Dioceses do not materially support diocesan hermits in any way, and it is important for people to realize that. For most hermits, these are truly fraught issues, but they have not been in my situation. Because I am disabled, I qualify for both financial assistance and (Medicaid) health insurance. I also have qualified for Section 8 housing assistance. Some things remain problematic. What to do about final expenses? Because I receive assistance, I cannot save up sufficiently to take care of something like that. (I receive about $1200 a month, and as soon as I save more than $2000 (no matter if I save it out of the money I qualify for or not), it must be paid back dollar per dollar to the government (or simply spent down below the $2000 limit) since, I was told, this ability to save suggests I don't really need the money I have not spent!) Similarly, I tend not to be able to pay for an annual retreat or programs that would enrich my spiritual life, and I find that difficult. Even so, no, I have not had the same financial difficulties most c 603 hermits have. 

7) How would I describe the central purpose or mission of the canonical hermit in the Church and in the world?

Some of this has been captured in the section on what I want others to know about this vocation, I think. Still, it seems to me that the mission of the c 603 hermit is to remind us all that we are completed and made whole and holy by God.

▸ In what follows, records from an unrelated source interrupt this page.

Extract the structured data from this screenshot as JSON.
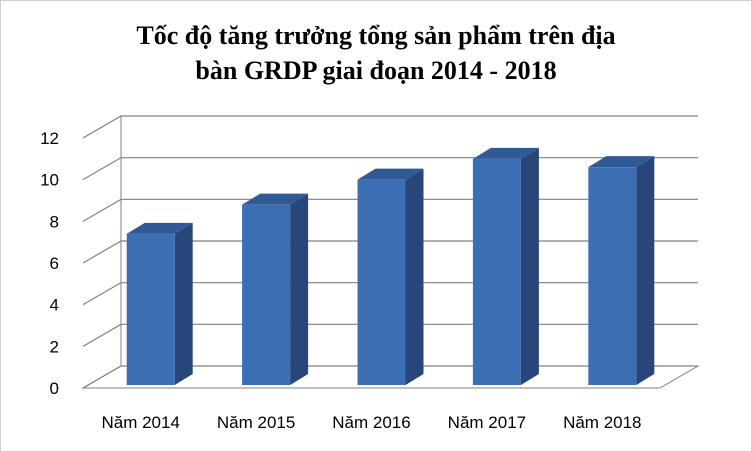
{
  "chart_data": {
    "type": "bar",
    "title_line1": "Tốc độ tăng trưởng tổng sản phẩm trên địa",
    "title_line2": "bàn GRDP giai đoạn 2014 - 2018",
    "categories": [
      "Năm 2014",
      "Năm 2015",
      "Năm 2016",
      "Năm 2017",
      "Năm 2018"
    ],
    "values": [
      7.4,
      8.8,
      10.0,
      11.0,
      10.6
    ],
    "yticks": [
      "0",
      "2",
      "4",
      "6",
      "8",
      "10",
      "12"
    ],
    "ylim": [
      0,
      12
    ],
    "grid": true,
    "bar_color": "#3C6EB4",
    "bar_side_color": "#28467A",
    "bar_top_color": "#2F5A96"
  }
}
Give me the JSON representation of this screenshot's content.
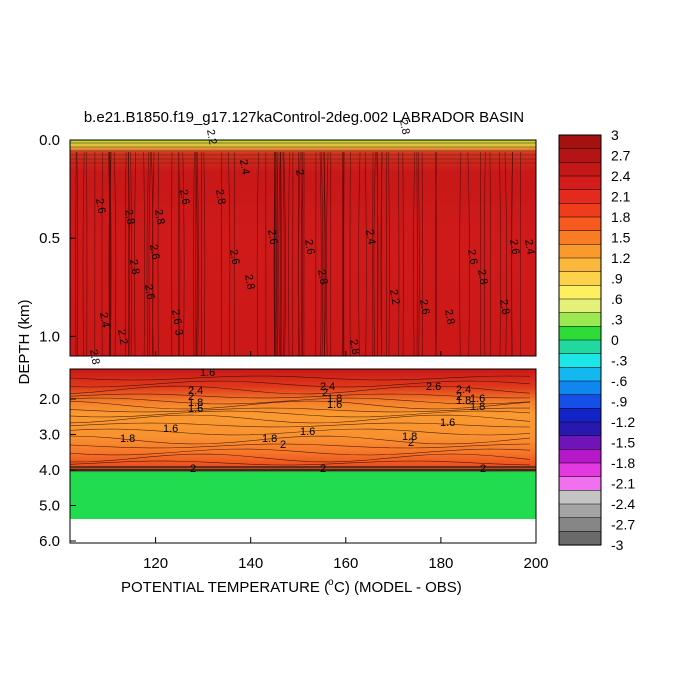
{
  "chart_data": {
    "type": "heatmap",
    "title": "b.e21.B1850.f19_g17.127kaControl-2deg.002 LABRADOR BASIN",
    "xlabel": "POTENTIAL TEMPERATURE (",
    "xlabel_unit": "C) (MODEL - OBS)",
    "ylabel": "DEPTH (km)",
    "xlim": [
      102,
      200
    ],
    "x_ticks": [
      "120",
      "140",
      "160",
      "180",
      "200"
    ],
    "upper_panel": {
      "ylim": [
        0.0,
        1.1
      ],
      "y_ticks": [
        "0.0",
        "0.5",
        "1.0"
      ]
    },
    "lower_panel": {
      "ylim": [
        1.1,
        6.0
      ],
      "y_ticks": [
        "2.0",
        "3.0",
        "4.0",
        "5.0",
        "6.0"
      ]
    },
    "colorbar": {
      "labels": [
        "3",
        "2.7",
        "2.4",
        "2.1",
        "1.8",
        "1.5",
        "1.2",
        ".9",
        ".6",
        ".3",
        "0",
        "-.3",
        "-.6",
        "-.9",
        "-1.2",
        "-1.5",
        "-1.8",
        "-2.1",
        "-2.4",
        "-2.7",
        "-3"
      ],
      "colors": [
        "#a51010",
        "#b51414",
        "#c41818",
        "#d41c1c",
        "#e42a1c",
        "#ef3c1c",
        "#f65a1e",
        "#f97c22",
        "#fb9a2c",
        "#fcb83a",
        "#fdd24a",
        "#fdf060",
        "#e4f078",
        "#9ce850",
        "#2edc38",
        "#20d8a0",
        "#1ce6e6",
        "#14b8f0",
        "#1086f0",
        "#1450e8",
        "#1224c8",
        "#2818b0",
        "#6e14b8",
        "#b418c8",
        "#e438e0",
        "#f070f0",
        "#c4c4c4",
        "#a4a4a4",
        "#868686",
        "#6a6a6a"
      ]
    },
    "contour_labels_upper": [
      "2.6",
      "2.4",
      "2.2",
      "2.8",
      "2.8",
      "2.6",
      "3",
      "2.8",
      "2.6",
      "2.4",
      "2.2",
      "2",
      "2.6",
      "2.8",
      "2.8",
      "2.4",
      "2.2",
      "2.8",
      "2.6",
      "2.6",
      "2.8",
      "2.8",
      "2.6",
      "2.4",
      "2.6",
      "2.8",
      "2.6",
      "2.6",
      "2.8",
      "2.6",
      "2.8",
      "2.8"
    ],
    "contour_labels_lower": [
      "2.4",
      "2",
      "1.8",
      "1.6",
      "1.8",
      "1.6",
      "2",
      "1.8",
      "1.6",
      "2.4",
      "2",
      "1.8",
      "1.6",
      "1.8",
      "1.6",
      "2",
      "1.8",
      "1.6",
      "2.6",
      "2.4",
      "2",
      "1.8",
      "1.6",
      "2",
      "2",
      "2"
    ]
  }
}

We are incomplete without God and our lives will not be truly human unless we are in a vital relationship with God --- and when we are, well, WATCH OUT, for then life and meaning will explode within us and everyone will know it!

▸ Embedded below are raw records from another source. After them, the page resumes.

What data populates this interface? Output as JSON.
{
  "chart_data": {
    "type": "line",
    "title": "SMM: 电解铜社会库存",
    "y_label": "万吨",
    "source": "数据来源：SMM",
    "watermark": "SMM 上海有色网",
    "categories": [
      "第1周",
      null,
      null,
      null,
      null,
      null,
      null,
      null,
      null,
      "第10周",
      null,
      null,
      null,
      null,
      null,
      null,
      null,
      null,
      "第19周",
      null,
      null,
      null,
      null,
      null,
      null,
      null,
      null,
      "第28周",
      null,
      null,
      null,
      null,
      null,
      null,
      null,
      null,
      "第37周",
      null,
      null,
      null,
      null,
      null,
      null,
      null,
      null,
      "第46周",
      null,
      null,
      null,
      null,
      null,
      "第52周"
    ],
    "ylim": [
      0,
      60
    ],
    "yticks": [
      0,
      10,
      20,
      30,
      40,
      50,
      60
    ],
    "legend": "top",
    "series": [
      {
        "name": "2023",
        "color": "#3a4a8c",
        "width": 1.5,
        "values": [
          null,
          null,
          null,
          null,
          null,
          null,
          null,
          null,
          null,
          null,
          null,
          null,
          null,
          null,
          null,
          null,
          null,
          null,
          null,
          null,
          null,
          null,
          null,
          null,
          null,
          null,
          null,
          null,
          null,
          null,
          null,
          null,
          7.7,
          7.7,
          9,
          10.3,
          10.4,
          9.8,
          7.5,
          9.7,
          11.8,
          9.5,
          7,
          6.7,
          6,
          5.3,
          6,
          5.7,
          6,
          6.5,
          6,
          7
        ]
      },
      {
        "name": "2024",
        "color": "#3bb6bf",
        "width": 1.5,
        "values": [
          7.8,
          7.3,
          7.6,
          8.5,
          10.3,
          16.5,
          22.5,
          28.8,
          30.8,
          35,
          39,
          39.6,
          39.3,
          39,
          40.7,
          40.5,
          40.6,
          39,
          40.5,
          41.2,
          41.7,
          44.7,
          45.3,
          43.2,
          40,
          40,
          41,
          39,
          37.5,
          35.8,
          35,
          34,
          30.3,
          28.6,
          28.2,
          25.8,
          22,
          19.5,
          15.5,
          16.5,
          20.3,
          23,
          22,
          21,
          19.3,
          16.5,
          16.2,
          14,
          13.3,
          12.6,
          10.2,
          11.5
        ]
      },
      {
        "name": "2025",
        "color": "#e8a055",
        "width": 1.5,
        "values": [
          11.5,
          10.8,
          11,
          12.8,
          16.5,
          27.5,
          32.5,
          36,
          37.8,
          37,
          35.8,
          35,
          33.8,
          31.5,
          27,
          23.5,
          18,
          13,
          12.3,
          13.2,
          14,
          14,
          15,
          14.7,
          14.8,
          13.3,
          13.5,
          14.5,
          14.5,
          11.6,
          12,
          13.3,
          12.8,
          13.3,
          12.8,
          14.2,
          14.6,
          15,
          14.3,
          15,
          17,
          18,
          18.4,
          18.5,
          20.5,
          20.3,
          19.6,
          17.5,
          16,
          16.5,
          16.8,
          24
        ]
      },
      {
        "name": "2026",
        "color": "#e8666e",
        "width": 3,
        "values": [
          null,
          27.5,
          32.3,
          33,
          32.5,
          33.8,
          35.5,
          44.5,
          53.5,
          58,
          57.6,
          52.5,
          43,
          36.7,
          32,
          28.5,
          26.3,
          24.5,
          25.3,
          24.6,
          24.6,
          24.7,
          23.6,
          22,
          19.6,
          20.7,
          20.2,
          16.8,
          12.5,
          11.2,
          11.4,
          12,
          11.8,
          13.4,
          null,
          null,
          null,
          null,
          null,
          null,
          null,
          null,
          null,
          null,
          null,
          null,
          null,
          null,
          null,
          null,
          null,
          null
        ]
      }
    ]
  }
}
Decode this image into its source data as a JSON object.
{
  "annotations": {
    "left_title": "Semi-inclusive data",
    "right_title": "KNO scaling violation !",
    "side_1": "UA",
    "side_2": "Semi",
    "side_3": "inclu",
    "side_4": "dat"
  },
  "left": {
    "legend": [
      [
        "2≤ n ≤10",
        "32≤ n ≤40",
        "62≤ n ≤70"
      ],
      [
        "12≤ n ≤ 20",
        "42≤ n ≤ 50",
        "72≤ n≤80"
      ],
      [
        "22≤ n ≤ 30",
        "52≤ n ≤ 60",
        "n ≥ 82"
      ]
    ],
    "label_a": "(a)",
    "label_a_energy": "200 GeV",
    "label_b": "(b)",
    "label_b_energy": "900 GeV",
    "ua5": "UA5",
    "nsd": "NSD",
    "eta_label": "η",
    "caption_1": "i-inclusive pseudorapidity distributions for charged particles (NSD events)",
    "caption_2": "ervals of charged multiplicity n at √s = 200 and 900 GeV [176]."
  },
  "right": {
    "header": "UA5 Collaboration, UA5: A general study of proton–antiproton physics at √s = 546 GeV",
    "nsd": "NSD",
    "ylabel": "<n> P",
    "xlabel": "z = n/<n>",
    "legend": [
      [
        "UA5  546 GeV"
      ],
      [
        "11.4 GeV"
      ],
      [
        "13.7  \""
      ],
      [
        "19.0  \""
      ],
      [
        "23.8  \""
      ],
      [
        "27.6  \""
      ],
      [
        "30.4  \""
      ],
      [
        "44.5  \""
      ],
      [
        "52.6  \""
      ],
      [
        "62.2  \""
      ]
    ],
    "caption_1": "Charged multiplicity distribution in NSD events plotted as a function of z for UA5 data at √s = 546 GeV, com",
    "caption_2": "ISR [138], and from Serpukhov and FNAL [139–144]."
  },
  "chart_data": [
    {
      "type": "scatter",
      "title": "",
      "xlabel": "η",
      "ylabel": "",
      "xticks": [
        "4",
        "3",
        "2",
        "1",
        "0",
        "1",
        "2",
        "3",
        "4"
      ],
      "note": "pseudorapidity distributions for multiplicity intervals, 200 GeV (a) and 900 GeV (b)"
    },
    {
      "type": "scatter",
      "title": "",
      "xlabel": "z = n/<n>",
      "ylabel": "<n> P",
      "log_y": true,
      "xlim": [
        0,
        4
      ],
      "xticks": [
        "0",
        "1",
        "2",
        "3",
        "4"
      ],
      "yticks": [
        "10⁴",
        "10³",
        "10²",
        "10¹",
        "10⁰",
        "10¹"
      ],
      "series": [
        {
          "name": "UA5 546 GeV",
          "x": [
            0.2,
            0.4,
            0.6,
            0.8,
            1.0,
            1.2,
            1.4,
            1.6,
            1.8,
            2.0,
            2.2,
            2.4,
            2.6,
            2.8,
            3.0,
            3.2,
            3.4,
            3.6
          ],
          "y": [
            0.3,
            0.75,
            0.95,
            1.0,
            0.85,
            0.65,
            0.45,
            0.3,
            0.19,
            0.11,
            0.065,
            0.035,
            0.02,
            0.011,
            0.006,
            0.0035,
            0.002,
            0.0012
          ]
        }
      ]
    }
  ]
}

Part of this message is the witness we give to the possibility of every person living joyful and fruitful lives despite all of the various forms of poverty we also know well. Hermits do not go out much to proclaim the Gospel as do apostolic Religious; instead, we are called into the hermitage to become the very message we witness to and proclaim. Some like to say the hermit lives in the heart of the Church; I have begun to say the hermit reveals the Church's heart to both the Church and the world.

8) What advice do you have for those considering this vocation?

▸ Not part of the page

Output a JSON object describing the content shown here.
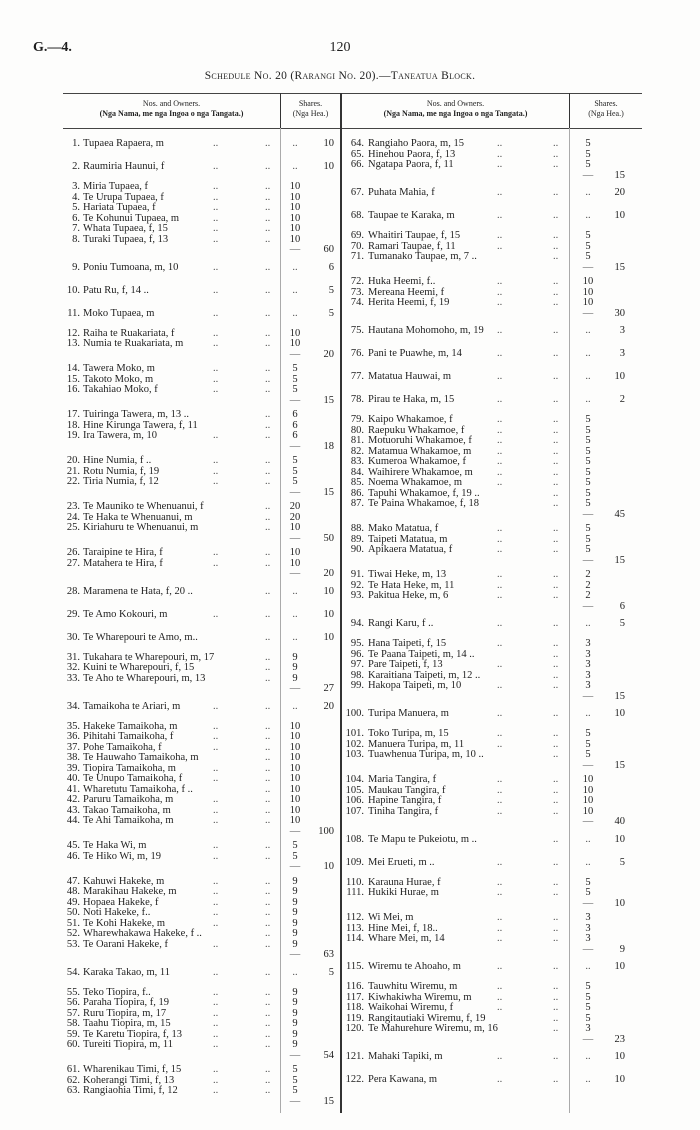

First, I would remind them that the church considers this a second half of life vocation. If one is a young adult, I would encourage them to consider entering an eremitical community where they can get the education and religious and personal formation necessary for this life. Secondly, I would remind them not to expect a diocese to make one into a hermit. Only God with our cooperation, the accompaniment of a good spiritual director, and perhaps some mentoring from another hermit can do that.  If this does not discourage you but you find yourself intrigued and even excited by the image of c 603 life I have drawn here, then find a good spiritual director and begin doing all you can to learn about and experiment with life with God in the silence of solitude! Pray, read, study, consult, and do it all again and again (cf the accompanying picture!)!  If you are chronically ill or disabled, remember that not all dioceses will accept you for consecration or even a mutual discernment process; many still need to learn that illness itself is a desert experience that can sometimes predispose one to an eremitic vocation. If this is you, I encourage you to try and keep trying so long as you thrive in an eremitical setting. In time you may educate your diocese on this unique desert call. Many c 603 hermits today live with chronic illness and disability. As a result, they witness with a special vividness to the power, peace, and good news of God’s love lived in the silence of solitude.